The UH-60 is a very resilient bird. For others, I would venture to say that the prospect of losing one entire blade would result in pretty much the same result: gravity and rotational forces become the deciding factors. To determine the distance travelled, sans blade, would depend on altitude and severity of the loss, but it would not be pretty.
[Edit]
Serves me right for not allowing the caffeine to fully root itself into my brain.
To answer the question of how far the blade would go would to have to get more information. In the example above, I was picking up pieces of the driveshaft/gearbox covers about 300 ft away, and these being light and about as aerodynamic as Wile E. Coyote, their dispersal was less than what parts of the blade (had we lost any) would have experienced.
Again, this goes back to a couple of necessary pieces of information:
What would be the altitude and attitude ( both roll and pitch)?
What would be the main rotor RPM?
I tend to run from math – after all, I think avoiding math classes was what brought me to Quora in the first place – so I would leave those answers up to those more capable and detail oriented to answer.

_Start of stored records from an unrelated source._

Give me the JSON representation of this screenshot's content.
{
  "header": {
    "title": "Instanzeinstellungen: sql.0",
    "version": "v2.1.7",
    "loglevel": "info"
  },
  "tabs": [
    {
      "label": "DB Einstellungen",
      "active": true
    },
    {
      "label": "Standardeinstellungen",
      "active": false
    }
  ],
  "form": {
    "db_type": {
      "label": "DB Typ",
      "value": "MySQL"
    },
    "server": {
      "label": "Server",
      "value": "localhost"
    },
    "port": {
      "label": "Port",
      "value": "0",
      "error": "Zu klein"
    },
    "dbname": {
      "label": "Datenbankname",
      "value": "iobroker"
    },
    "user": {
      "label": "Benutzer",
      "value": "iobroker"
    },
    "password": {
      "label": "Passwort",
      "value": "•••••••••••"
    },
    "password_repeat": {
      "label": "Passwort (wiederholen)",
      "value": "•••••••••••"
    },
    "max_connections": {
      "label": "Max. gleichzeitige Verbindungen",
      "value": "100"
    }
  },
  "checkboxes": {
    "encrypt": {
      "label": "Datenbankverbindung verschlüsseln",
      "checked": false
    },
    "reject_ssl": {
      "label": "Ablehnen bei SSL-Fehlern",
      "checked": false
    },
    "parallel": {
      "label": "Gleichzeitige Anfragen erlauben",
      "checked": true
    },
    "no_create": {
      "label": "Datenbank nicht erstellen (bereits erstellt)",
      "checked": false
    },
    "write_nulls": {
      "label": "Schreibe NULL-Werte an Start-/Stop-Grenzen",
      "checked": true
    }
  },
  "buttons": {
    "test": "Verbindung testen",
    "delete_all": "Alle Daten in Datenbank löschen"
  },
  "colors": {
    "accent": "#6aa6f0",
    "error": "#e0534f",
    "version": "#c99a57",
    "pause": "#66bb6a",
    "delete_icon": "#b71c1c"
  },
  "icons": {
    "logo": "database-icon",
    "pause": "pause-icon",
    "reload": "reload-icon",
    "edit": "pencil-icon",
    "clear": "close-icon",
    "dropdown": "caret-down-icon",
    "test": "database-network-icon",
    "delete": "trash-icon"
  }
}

In my brief research, most of the information found involves in-flight failures, with the closest to the original concept of on the ground being at an altitude of 10 feet at slow speed. In this case, the blades were 100 and 150 feet from the point of impact. Again, the overall design of helicopters offers as much controllability and survivability, as in the case of this Blackhawk, but the manner in which the failure occurs plays a big role in the distance traveled of the pieces.
Going back to personal experience, I can honestly say that tools and maintenance equipment left on the rotor head, can and will travel upwards of about 100 feet. In these cases, no one was injured and no damage was sustained to any adjacent aircraft, but the point is still valid – rotational forces are complex (and dangerous when disregarded) and beyond my level of ability.